Kalkar.   Für den „Ausschuss für Bürgerbeteiligung und Gemeinwesen“ am Donnerstag, 19. Oktober, schlägt die Interessengemeinschaft „Stolpersteine in Kalkar“ vor, mahnende Gedenktafeln an jüdische verfolgte Mitbürger auch im öffentlichen Raum der Stadt Kalkar zu verlegen.
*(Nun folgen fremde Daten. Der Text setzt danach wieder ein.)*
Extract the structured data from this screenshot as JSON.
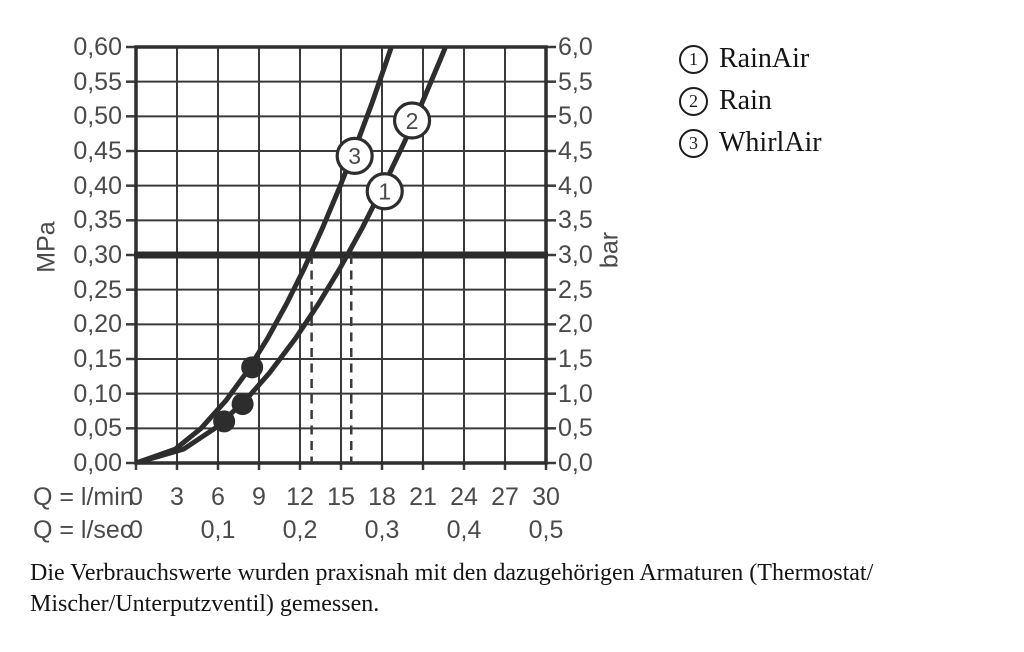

Der Rat könnte das am 9. November beschließen. In vielen Städten des Kreises Kleve – und in 1100 Orten Europas – sind die goldenen kleinen Tafeln in Bürgersteigen eingelassen. Sie nennen Namen und Daten von Opfern des Nationalsozialismus. Die Initiative erinnert, dass es zu Beginn der NS-Zeit noch 15 jüdische Familien in der Stadt gab. Ihre ehemaligen Wohnorte sind bekannt. Erinnert werden solle an das Schicksal der Opfer der sogenannten Euthanasie, politisch Verfolgter, Roma und Sinti, Homosexueller und Zeugen Jehovas sowie an die Überlebenden. „Hier gilt es im Verlauf in Zusammenarbeit mit verschiedenen Organisationen und dem Stadtarchiv in Kalkar Auskünfte einzuholen“, schreibt die Bürgergruppe. Ihr sei bewusst, dass es in Kalkar mit der Thorarolle an Vyth-Spier-Platz, der Tafel an der Hanselaerer Straße und dem Gedenkstein am Stadtpark bereits drei Gedenkstätten für jüdische Opfer gebe, doch Stolpersteine seien persönlicher. Die „früheren Vereins- oder Schulkameraden“ kehrten damit „wieder in die Stadt zurück“. Das gebe einen besonderen „Impuls zum Nach-Denken“ und wirke auch auf junge Leute wider das Vergessen. Die Kosten pro Stein, vom Künstler Gunter Demnig verlegt, betragen 120 Euro. Das solle über Patenschaften und Sponsoren finanziert werden. Erste Verlegung solle möglichst im November 2018 erfolgen, 80 Jahre nach Zerstörung der Synagoge.